6.2 TRAVEL DISTANCES ON NETWORKS

The most common question facing a motorist who sets out to drive from some location in a city to another concerns the choice of a route. Among the alternative routes available, one is chosen on the basis of such criteria as perceived travel distance, travel time, route "reliability," and so on. Similar choices must be made on a continuous basis by the dispatchers and/or the drivers of vehicles providing urban emergency services. The dispatchers, in particular, must mentally compare on a continuous basis the characteristics of alternative routes to an incident for a number of different, spatially distributed vehicles which are candidates for dispatching at any given time.

In this section we shall examine efficient methods for determining the paths that minimize travel time (or distance or cost) between any two specific points or between sets of pairs of points in a transportation network.

While the applicability of these techniques to the problem of vehicle dispatching and routing is obvious, there is an even more important motivation for beginning our presentation with a discussion of this topic: the determination of shortest paths appears consistently as a subproblem in virtually every network problem, and thus shortest-path algorithms are used as building blocks in algorithms that solve more complex problems.

A large number of algorithms have been proposed over the years for solving shortest-path problems.

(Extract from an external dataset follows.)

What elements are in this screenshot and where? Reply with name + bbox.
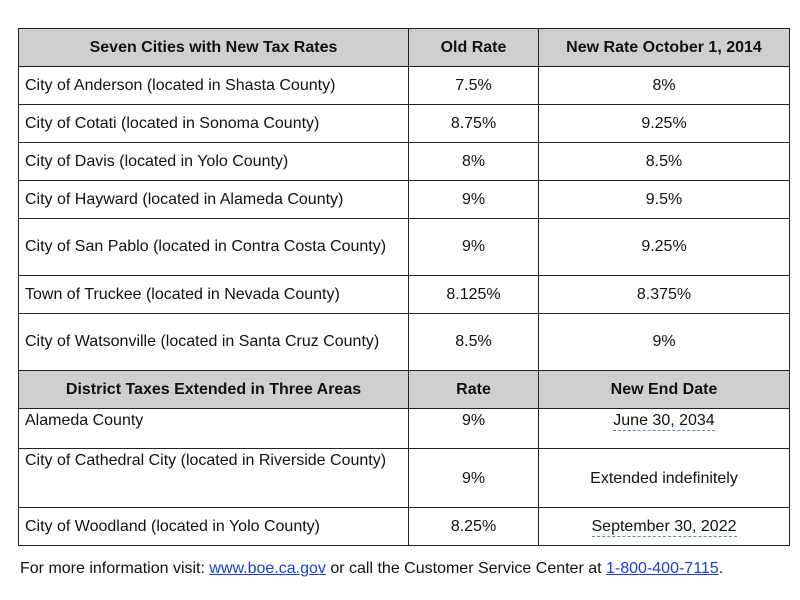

However, they can all be viewed as variations on a few basic themes and the two algorithms that will be described here illustrate all these themes. The first of the algorithms will determine the shortest paths between a given node and all other nodes in a network, while the second obtains simultaneously the shortest paths between all pairs of nodes. Both algorithms can be used with directed, undirected, or mixed graphs, and both assume that all link lengths are nonnegative. While this latter assumption is a reasonable one in the context of urban service systems--where link lengths usually represent travel distances or travel times-- this may not be the case in other applications where link lengths can, for instance, represent costs (and thus a negative link length would simply imply a "profit" for traversing the corresponding link).

Algorithms for determining shortest paths in networks with some negative link lengths also exist and can be viewed as relatively simple extensions of the two algorithms that will be described below especially with regard to Algorithm 6.2. Such algorithms are developed in Problem 6.1.